I searched the vaulted ceiling for answers—nothing there but a phony crystal chandelier and cobwebs.
“Mrs. Webster said that you’ve not been around since your mother’s funeral.”
I stared at her.
“I know it’s hard to face.” Frank sighed, “I can’t imagine what you must be going through right now, inside. And we want to be here for you. You’re like a daughter to us.”
“It’s just,” Pearl sighed, equally as dramatic as her husband’s, “I don’t think it’s helping you, not going back. That’s your home. I know it must feel a bit emptier now, with your mother gone, but it’s still your home, right?”
I shook my head.
“No?” she asked.
“I’m happy here.”
“Okay,” Frank nodded.
“I’m not ready to go back yet.”
They both nodded.
“Well,” Frank said, sliding the phone over to me, “will you at least call? Call and talk to him. Let him know you’re alright.”
I nodded. I moved my hand slowly towards the phone, picked it up, and forced myself to punch in the seven numbers. The ringing was like little bee stings in my ears. It rang three times.

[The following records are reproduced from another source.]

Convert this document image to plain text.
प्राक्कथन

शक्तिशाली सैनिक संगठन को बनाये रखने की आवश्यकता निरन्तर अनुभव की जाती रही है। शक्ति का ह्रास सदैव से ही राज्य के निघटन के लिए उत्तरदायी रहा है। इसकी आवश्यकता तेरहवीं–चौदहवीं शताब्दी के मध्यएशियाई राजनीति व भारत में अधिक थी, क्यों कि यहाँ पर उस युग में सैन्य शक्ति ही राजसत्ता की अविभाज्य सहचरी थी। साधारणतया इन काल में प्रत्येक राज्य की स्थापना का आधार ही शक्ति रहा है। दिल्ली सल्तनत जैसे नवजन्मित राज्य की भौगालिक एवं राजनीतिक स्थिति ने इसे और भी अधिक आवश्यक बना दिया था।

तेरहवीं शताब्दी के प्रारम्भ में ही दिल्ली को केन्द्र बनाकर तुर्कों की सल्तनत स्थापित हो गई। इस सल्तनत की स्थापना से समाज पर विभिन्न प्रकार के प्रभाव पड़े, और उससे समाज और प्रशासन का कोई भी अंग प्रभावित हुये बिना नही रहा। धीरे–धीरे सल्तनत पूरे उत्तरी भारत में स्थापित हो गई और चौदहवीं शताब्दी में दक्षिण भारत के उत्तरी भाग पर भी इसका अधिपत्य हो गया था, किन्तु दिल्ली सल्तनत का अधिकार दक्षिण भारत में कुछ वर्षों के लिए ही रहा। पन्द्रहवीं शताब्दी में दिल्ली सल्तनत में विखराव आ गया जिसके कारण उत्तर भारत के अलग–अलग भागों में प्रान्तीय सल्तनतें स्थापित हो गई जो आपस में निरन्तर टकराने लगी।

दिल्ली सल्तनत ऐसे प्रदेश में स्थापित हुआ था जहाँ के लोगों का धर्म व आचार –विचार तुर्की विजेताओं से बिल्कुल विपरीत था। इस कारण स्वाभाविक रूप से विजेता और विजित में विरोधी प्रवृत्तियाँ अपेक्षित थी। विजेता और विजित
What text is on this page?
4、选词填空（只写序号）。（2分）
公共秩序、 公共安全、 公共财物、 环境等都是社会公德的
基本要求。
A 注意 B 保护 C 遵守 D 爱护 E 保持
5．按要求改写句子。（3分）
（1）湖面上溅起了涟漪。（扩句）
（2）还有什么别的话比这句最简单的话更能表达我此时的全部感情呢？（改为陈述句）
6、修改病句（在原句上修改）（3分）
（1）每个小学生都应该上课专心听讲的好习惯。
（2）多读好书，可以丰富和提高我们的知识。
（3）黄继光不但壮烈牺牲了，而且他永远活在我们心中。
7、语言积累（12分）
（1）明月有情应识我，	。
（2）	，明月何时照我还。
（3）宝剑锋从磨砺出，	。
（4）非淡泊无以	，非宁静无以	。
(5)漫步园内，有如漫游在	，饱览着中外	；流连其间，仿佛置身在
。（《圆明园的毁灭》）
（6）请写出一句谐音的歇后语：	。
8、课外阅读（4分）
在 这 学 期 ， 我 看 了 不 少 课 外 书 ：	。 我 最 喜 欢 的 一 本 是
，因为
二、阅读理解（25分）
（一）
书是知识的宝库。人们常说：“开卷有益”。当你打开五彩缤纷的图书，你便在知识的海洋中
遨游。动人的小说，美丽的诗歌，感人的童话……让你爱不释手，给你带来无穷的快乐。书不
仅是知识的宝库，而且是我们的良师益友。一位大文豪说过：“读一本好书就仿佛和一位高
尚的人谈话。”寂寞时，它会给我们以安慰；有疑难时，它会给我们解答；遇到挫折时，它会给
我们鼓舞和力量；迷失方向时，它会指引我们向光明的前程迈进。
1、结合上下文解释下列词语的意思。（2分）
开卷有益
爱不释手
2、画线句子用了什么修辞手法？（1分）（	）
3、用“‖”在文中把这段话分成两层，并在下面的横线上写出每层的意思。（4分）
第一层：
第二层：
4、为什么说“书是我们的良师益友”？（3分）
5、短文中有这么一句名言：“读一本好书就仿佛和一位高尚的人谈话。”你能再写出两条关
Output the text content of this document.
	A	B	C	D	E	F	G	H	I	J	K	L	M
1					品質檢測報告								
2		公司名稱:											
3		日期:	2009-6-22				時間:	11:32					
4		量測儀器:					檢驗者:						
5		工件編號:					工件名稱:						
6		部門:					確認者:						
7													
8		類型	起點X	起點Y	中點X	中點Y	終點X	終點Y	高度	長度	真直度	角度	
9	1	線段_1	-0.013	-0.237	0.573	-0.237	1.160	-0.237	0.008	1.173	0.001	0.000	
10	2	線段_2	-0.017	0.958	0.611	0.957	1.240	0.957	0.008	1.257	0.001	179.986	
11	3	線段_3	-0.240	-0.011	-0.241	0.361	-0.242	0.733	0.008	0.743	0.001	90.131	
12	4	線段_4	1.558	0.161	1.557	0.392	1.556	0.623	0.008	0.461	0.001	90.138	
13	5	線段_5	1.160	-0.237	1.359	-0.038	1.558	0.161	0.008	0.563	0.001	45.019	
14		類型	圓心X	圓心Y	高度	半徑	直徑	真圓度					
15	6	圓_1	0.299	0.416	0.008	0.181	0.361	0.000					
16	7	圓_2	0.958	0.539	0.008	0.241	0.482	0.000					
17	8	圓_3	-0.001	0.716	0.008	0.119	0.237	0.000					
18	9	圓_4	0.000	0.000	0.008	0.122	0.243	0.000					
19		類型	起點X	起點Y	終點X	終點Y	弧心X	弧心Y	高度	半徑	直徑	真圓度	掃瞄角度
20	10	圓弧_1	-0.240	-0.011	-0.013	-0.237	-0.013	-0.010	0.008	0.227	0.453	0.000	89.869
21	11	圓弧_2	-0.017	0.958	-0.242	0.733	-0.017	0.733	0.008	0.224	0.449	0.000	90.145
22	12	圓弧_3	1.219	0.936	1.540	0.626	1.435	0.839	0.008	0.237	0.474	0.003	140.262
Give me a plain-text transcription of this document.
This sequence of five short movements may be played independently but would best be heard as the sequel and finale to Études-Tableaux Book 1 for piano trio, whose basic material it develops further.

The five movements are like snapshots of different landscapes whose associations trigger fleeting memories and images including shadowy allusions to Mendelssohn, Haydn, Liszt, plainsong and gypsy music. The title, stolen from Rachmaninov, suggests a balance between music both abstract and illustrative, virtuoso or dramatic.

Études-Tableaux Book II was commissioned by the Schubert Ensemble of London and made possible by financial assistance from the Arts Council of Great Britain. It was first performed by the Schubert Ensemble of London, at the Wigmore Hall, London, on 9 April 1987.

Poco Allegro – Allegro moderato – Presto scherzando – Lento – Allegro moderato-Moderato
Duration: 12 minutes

“Hello?” Mrs. Webster’s voice sounded from the other end.
I swallowed hard. “Hello.”
“Elena!” she squealed. “Oh, darling, it’s so good to hear your voice. We’ve been worried sick about you. How are you, dear?”
“Ray, it’s Ele! Pick up.” she yelled. “You know, a sixteen-year-old girl like you should be home, honey, with your family—”
The phone clicked. “Ele,” Ray spoke in an unfamiliar tone. “Sweetheart, how are you?” He paused. “I got it, Fran,” he yelled back to Mrs. Webster.
I heard the phone click once more. Then the real Ray, the Ray I knew, spoke up, in a hushed, gritty whisper, “You listen here, you little ungrateful bitch. Don’t think ya can hide from me. I own your ass. You’re mine.”
“Okay,” I said calmly, nodding, looking at Lucy’s parents, who held smiles of complete satisfaction on their faces.
“You’re gonna get your ass back to this house—”
“Yeah,” I said.
“Or so help me, goddamn it—” he continued.
“You, too,” I nodded.
“I will find you. I will always find you. Your ass belongs to me.”
“Bye.” Then I hung up.
I smiled and put the phone down on the table.
“Is everything okay?” Pearl asked.
“I bet he was happy to hear your voice.” Frank smiled.
I nodded. “Thank you. For letting me stay here.”